Corporation tax receipts dropped slightly in May according to the latest exchequer returns, underlining the volatile nature of this source of revenue.

A total of €2.7 billion in tax was collected from businesses during the month, down €200m or 6.2% on the same month last year as higher repayments and lower profitability impacted returns.

However, corporation tax receipts are still €1.1 billion or 20.7% ahead of where they were at this point last year, reaching €6.3 billion.

Overall, the exchequer took in €33.1 billion in the first five months of the year, an increase of €3.1 billion or 10.2% on the same period in 2022.

€9 billion in tax was received in May itself, up just 1% on the same month a year ago.

At the end of May the exchequer had a deficit of €600m, compared to a surplus of €1.4 billion at the same point last year.

The Department of Finance said the difference was driven by the transfer of €4 billion to the National Reserve Fund (NRF) in February.

But when the figures are looked at on a 12-month rolling basis, the exchequer had a surplus of €3 billion at the end of last month.

However, this total falls to an underlying deficit of €4 billion on a 12-month rolling basis, when transfers to the NRF, proceeds from the disposal of bank equity and excess corporation tax receipts are taken into account.

Income tax revenue was up 9.4% or €200m on May of 2022, and by the same percentage for the year to date as a whole.
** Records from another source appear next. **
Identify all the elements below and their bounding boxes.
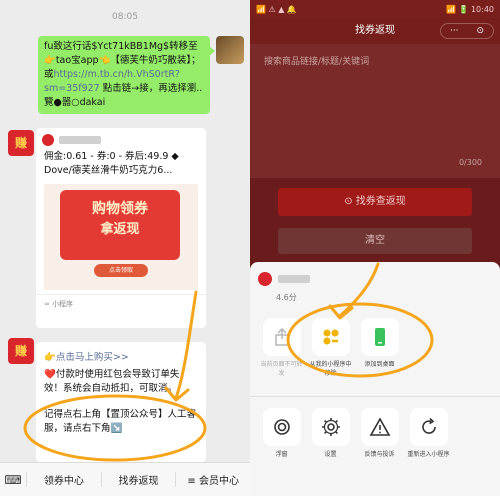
settings-action[interactable]: 设置 [307, 408, 354, 459]
search-placeholder: 搜索商品链接/标题/关键词 [264, 57, 370, 67]
card-header [36, 128, 206, 148]
action-label: 浮窗 [275, 451, 288, 458]
feedback-action[interactable]: 反馈与投诉 [356, 408, 403, 459]
add-to-desktop-action[interactable]: 添加到桌面 [356, 318, 403, 378]
product-text: 佣金:0.61 - 券:0 - 券后:49.9 ◆ Dove/德芙丝滑牛奶巧克力… [44, 151, 179, 176]
mini-program-footer: ∞ 小程序 [36, 294, 206, 313]
float-icon [262, 408, 301, 446]
mini-program-label: 小程序 [52, 300, 74, 308]
instruction-text-1: ❤️付款时使用红包会导致订单失效！系统会自动抵扣，可取消。 [44, 369, 180, 394]
search-button-label: 找券查返现 [355, 196, 406, 207]
mini-program-logo [42, 134, 54, 146]
share-message-bubble[interactable]: fu致这行话$Yct71kBB1Mg$转移至👉tao宝app👈【德芙牛奶巧散装】… [38, 36, 215, 114]
my-avatar[interactable] [216, 36, 244, 64]
action-label: 当前页面不可转发 [260, 361, 303, 377]
timestamp: 08:05 [112, 12, 138, 22]
mini-program-logo [258, 272, 272, 286]
keyboard-icon[interactable]: ⌨ [0, 473, 26, 487]
buy-now-link[interactable]: 👉点击马上购买>> [36, 346, 206, 366]
action-label: 反馈与投诉 [364, 451, 395, 458]
phone-icon [360, 318, 399, 356]
action-label: 重新进入小程序 [407, 451, 450, 458]
tab-coupon-center[interactable]: 领券中心 [26, 472, 101, 487]
promo-title: 购物领券 [92, 201, 148, 217]
clear-button[interactable]: 清空 [278, 228, 472, 254]
action-row-2: 浮窗 设置 反馈与投诉 重新进入小程序 [258, 408, 500, 459]
close-target-icon[interactable]: ⊙ [476, 18, 484, 44]
search-icon: ⊙ [344, 196, 356, 207]
refresh-icon [409, 408, 448, 446]
share-icon [262, 318, 301, 356]
more-icon[interactable]: ··· [450, 18, 459, 44]
promo-button[interactable]: 点击领取 [94, 264, 148, 277]
action-row-1: 当前页面不可转发 从我的小程序中移除 添加到桌面 [258, 318, 500, 378]
bot-avatar[interactable]: 赚 [8, 338, 34, 364]
chat-menu-bar: ⌨ 领券中心 找券返现 ≡ 会员中心 [0, 462, 250, 496]
action-label: 从我的小程序中移除 [309, 361, 352, 377]
float-window-action[interactable]: 浮窗 [258, 408, 305, 459]
instruction-text-2: 记得点右上角【置顶公众号】人工客服，请点右下角↘️ [44, 409, 197, 434]
page-title: 找券返现 [355, 25, 395, 36]
char-count: 0/300 [458, 158, 482, 167]
forward-action: 当前页面不可转发 [258, 318, 305, 378]
promo-image[interactable]: 购物领券 拿返现 点击领取 [44, 184, 198, 290]
capsule-menu[interactable]: ··· ⊙ [440, 23, 494, 39]
blurred-name [278, 275, 310, 283]
warning-icon [360, 408, 399, 446]
divider [250, 396, 500, 397]
instruction-card: 👉点击马上购买>> ❤️付款时使用红包会导致订单失效！系统会自动抵扣，可取消。 … [36, 342, 206, 462]
remove-from-my-programs-action[interactable]: 从我的小程序中移除 [307, 318, 354, 378]
promo-subtitle: 拿返现 [100, 222, 140, 237]
action-sheet: 4.6分 当前页面不可转发 从我的小程序中移除 添加到桌面 浮窗 设置 反馈与投… [250, 262, 500, 496]
action-label: 添加到桌面 [364, 361, 395, 368]
chat-pane: 08:05 fu致这行话$Yct71kBB1Mg$转移至👉tao宝app👈【德芙… [0, 0, 250, 496]
status-icons-right: 📶 🔋 10:40 [445, 4, 494, 14]
nav-bar: 找券返现 ··· ⊙ [250, 18, 500, 44]
gear-icon [311, 408, 350, 446]
tab-find-coupon[interactable]: 找券返现 [100, 472, 176, 487]
blurred-name [59, 136, 101, 144]
product-card[interactable]: 佣金:0.61 - 券:0 - 券后:49.9 ◆ Dove/德芙丝滑牛奶巧克力… [36, 128, 206, 328]
grid-icon [311, 318, 350, 356]
action-label: 设置 [324, 451, 337, 458]
rating: 4.6分 [276, 293, 297, 302]
mini-program-pane: 📶 ⚠ ▲ 🔔 📶 🔋 10:40 找券返现 ··· ⊙ 搜索商品链接/标题/关… [250, 0, 500, 496]
sheet-header [258, 272, 310, 286]
reenter-action[interactable]: 重新进入小程序 [405, 408, 452, 459]
search-button[interactable]: ⊙ 找券查返现 [278, 188, 472, 216]
status-bar: 📶 ⚠ ▲ 🔔 📶 🔋 10:40 [250, 0, 500, 18]
tab-member-center[interactable]: ≡ 会员中心 [175, 472, 250, 487]
link-icon: ∞ [44, 300, 53, 308]
bot-avatar[interactable]: 赚 [8, 130, 34, 156]
status-icons-left: 📶 ⚠ ▲ 🔔 [256, 4, 297, 14]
May is a VAT due month and receipts to the end of the month were up almost 12% compared to the same period last year, although growth did slow.

Excise receipts were up 4.5% on the month, but on a cumulative basis are broadly flat compared to the first five months of 2022.

A trend of relative weakness in stamp duty continued, with these receipts down €30m on May last year.

By the end of May a total of €42.5 billion had been spent by the Government, with gross voted expenditure of €33.8 billion, 6.3% ahead of the same period last year.

Minister for Finance Michael McGrath said the Exchequer returns remain robust but the decline in corporation tax receipts highlights underlying vulnerabilities.

"Today's Exchequer returns present a mixed picture of our public finances. Income tax receipts remain encouraging, reflecting an economy where the unemployment rate is now at its lowest level on record, but growth in VAT receipts slowed compared to previous months. While still elevated, corporation tax receipts in the month fell on an annual basis."

The minister said this is a volatile and potentially unreliable revenue stream. "This decline highlights that, while headline figures may appear positive, there are real underlying vulnerabilities in our public finances."

He said the Government is taking action to address the risks around corporation tax, transferring €6 billion in windfall receipts to the National Reserve Fund to reinforce fiscal buffers.

Minister for Public Expenditure, Paschal Donohoe said today's figures show an increase in public expenditure of €2 billion in comparison to the same period last year, with a total spend of almost €34 billion.

"This level of investment demonstrates the Government’s continued commitment to improving public services as we support our growing population. In particular, these figures reflect the progress in enhancing our infrastructure as part of the National Development Plan."

Peter Vale, Tax Partner at Grant Thornton Ireland, while overall May was another strong month for the Exchequer, there were some signs of a slowdown in key tax heads.

"On a positive note, income tax receipts are running at 9.4% ahead of the same period in 2022. Concerns about the delayed impact of technology sector job losses seem to have diminished, as the robust labour market continues to drive tax figures forward.

"While VAT figures year to date are running 11.7% ahead of last year, the month of May saw receipts a much smaller 2.7% ahead of May 2022. This would suggest some slowdown in consumer spending and also likely reflect the adverse impact of higher interest rates on discretionary spending power. The Department also notes that timing issues may play a part in the weaker numbers.

Mr Vale said it was a similar situation with corporation tax receipts, over 20% ahead year to date but relatively weak receipts in May. "This again points to the volatility in corporation tax receipts and will place even more focus on the critical month of June. Positive June returns would suggest full year corporation tax figures will be strong. However any weakness in June may indicate lower than expected full year figures."